O grupo nasceu após o massacre de 2006, banho de sangue com 400 vítimas

“O projeto estabelece um Programa de Enfrentamento aos impactos de violência institucional e revitimização de mães e familiares das vítimas e/ou vítimas sobreviventes de ações violentas, por meio da atenção social integral”, afirma Silva. Sua colega de Parlamento, Érika Hilton, do PSOL, também abraçou a ideia. No fim de maio, Hilton emplacou uma audiência na Comissão de Direitos Humanos, Minorias e Igualdade Racial sobre o tema. “Foi a primeira vez que tivemos a oportunidade de ser ouvidas pelo Poder Público”, afirma Débora Silva. As Mães de Maio tiveram um mês intenso em Brasília. Foram recebidas pelo ministro da Justiça, Flávio Dino, pela titular da Igualdade Racial, Anielle Franco, por um representante da pasta de Direitos Humanos e pela ministra das Mulheres, Cida Gonçalves. Um encontro com Nísia Trindade, da Saúde, para tratar da saúde das famílias, acontecerá em breve.

Sobre esse ponto, aliás, as Mães de Maio são objeto de um estudo da Universidade Federal de São Paulo, em parceria com a Universidade Harvard, a ser publicado em agosto. “Na pesquisa, descobrimos que o mais comum é as mães caí­rem em depressão e, sem nenhum acolhimento psicológico, acabam desenvolvendo outras doenças. Perdemos muitas lutadoras para o câncer, a gente percebe que há uma somatização da tristeza”, lamenta a coordenadora do grupo.

Fernandes encaixa-se nesse quadro. A militante enfrenta atualmente um câncer em estágio avançado. Não é a única na família: o pai também enfrenta a doença.  “Tivéssemos um acolhimento na sequência, não estaríamos hoje com câncer. É uma dor silenciosa”, acredita a assistente social. Durante a audiência, Hilton destacou: a Lei é “de suma importância para avançar numa discussão pública transversal e interseccional dos efeitos da violência do Estado sobre as mães e famílias e da responsabilidade do Estado em garantir uma estrutura de apoio às mães”.

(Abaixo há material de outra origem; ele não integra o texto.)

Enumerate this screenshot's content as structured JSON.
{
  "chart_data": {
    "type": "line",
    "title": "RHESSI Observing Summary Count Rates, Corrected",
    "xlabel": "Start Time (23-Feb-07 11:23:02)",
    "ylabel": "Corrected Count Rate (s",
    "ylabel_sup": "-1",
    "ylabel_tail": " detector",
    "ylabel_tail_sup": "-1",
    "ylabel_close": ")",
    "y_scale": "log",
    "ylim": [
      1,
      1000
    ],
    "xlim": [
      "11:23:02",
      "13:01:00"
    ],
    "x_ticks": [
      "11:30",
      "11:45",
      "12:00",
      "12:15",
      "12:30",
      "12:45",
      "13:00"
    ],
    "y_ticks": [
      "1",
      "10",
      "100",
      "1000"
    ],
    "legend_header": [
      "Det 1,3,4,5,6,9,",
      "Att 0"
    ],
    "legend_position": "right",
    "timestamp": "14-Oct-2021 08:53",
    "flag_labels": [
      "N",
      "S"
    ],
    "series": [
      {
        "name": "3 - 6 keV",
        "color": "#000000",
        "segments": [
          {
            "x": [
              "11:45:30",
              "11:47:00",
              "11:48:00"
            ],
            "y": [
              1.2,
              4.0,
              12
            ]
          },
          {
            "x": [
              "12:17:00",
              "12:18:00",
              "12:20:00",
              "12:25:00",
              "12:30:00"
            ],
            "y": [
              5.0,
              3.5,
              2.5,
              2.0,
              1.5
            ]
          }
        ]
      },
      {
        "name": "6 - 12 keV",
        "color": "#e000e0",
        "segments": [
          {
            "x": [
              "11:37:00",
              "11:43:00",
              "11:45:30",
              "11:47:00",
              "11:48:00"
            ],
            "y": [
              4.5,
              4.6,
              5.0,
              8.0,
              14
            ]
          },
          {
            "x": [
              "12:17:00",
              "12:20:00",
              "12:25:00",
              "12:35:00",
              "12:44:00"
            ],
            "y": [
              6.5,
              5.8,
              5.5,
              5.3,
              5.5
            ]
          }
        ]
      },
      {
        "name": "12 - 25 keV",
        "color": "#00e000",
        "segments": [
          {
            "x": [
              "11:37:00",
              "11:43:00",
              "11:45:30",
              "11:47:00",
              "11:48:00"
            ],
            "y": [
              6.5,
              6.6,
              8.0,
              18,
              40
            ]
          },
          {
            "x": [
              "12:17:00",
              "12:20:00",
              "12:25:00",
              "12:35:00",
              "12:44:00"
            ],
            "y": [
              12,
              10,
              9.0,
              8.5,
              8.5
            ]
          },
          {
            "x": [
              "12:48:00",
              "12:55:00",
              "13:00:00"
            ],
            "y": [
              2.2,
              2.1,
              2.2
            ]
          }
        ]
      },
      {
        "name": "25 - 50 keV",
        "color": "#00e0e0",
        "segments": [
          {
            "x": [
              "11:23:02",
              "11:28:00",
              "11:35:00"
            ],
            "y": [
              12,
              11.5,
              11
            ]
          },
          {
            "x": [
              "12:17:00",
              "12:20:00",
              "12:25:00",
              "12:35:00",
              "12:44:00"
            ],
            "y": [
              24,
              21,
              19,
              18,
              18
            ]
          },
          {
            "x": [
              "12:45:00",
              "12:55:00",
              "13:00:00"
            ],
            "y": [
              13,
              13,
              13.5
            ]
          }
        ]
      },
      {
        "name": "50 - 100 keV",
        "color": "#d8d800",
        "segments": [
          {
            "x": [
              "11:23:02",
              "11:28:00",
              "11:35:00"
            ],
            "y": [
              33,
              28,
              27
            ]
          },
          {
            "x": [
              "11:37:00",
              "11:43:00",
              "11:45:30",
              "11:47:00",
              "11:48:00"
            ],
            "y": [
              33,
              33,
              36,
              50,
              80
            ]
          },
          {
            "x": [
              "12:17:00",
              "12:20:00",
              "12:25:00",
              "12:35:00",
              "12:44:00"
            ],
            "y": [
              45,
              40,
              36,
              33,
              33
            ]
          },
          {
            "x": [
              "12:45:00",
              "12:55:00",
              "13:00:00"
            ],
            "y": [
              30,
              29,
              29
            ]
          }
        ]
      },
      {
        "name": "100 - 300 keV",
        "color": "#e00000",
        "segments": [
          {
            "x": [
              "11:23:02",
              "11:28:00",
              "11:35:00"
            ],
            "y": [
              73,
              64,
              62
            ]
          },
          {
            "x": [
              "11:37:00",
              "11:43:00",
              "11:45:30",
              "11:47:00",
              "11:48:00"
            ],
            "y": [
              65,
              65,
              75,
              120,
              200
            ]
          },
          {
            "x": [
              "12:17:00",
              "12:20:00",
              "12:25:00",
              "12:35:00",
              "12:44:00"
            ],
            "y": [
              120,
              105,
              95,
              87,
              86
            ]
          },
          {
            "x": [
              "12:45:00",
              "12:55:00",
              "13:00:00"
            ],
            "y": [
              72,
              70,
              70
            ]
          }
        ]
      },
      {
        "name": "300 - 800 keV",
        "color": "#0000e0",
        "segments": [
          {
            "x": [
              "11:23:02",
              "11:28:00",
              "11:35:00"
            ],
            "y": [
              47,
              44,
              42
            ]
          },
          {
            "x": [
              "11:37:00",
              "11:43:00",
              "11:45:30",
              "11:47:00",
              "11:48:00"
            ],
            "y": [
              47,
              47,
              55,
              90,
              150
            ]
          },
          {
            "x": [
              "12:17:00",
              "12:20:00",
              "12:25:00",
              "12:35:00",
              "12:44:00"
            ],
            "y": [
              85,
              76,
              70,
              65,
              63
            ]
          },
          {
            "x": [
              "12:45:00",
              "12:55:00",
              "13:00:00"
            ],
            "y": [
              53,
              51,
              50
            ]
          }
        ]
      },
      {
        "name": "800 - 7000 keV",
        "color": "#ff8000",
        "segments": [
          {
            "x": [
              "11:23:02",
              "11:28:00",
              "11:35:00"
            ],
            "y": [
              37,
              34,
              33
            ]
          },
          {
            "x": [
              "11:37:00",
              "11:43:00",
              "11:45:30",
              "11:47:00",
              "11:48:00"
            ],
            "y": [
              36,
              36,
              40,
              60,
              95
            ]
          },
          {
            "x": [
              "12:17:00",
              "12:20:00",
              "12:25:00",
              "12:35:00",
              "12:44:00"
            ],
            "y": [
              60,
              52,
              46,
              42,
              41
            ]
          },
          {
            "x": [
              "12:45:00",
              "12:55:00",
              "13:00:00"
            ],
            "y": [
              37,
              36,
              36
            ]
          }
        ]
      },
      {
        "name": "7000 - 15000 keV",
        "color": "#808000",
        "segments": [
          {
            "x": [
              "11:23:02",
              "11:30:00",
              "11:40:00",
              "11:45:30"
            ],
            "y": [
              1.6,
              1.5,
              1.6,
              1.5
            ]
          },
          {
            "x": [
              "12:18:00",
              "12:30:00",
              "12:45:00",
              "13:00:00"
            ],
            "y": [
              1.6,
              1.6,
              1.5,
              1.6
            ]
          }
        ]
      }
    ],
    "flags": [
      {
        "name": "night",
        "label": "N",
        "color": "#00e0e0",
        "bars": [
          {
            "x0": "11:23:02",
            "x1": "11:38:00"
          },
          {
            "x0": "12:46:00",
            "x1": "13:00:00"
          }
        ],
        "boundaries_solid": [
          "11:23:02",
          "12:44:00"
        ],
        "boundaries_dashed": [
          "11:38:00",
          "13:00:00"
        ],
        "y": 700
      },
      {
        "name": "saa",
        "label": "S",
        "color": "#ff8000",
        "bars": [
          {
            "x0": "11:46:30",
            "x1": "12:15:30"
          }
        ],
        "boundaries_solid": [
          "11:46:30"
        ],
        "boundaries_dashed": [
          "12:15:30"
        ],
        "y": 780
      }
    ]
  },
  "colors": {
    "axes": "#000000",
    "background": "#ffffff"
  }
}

O projeto de lei foi elaborado com apoio da ONG Conectas Direitos Humanos e, segundo Gabriel Sampaio, advogado e diretor de litigância e incidência da organização, o protagonismo das Mães de Maio para tornar o Estado menos letal contra a população pobre, negra e periférica precisa ser reconhecido. “De forma muito insistente, e sem nenhum apoio, essas mulheres têm levado essa agenda adiante. É importante registrar a força delas, que dão um impulso na luta contra a violência institucional no Brasil.” •

Publicado na edição n° 1266 de CartaCapital, em 05 de julho de 2023.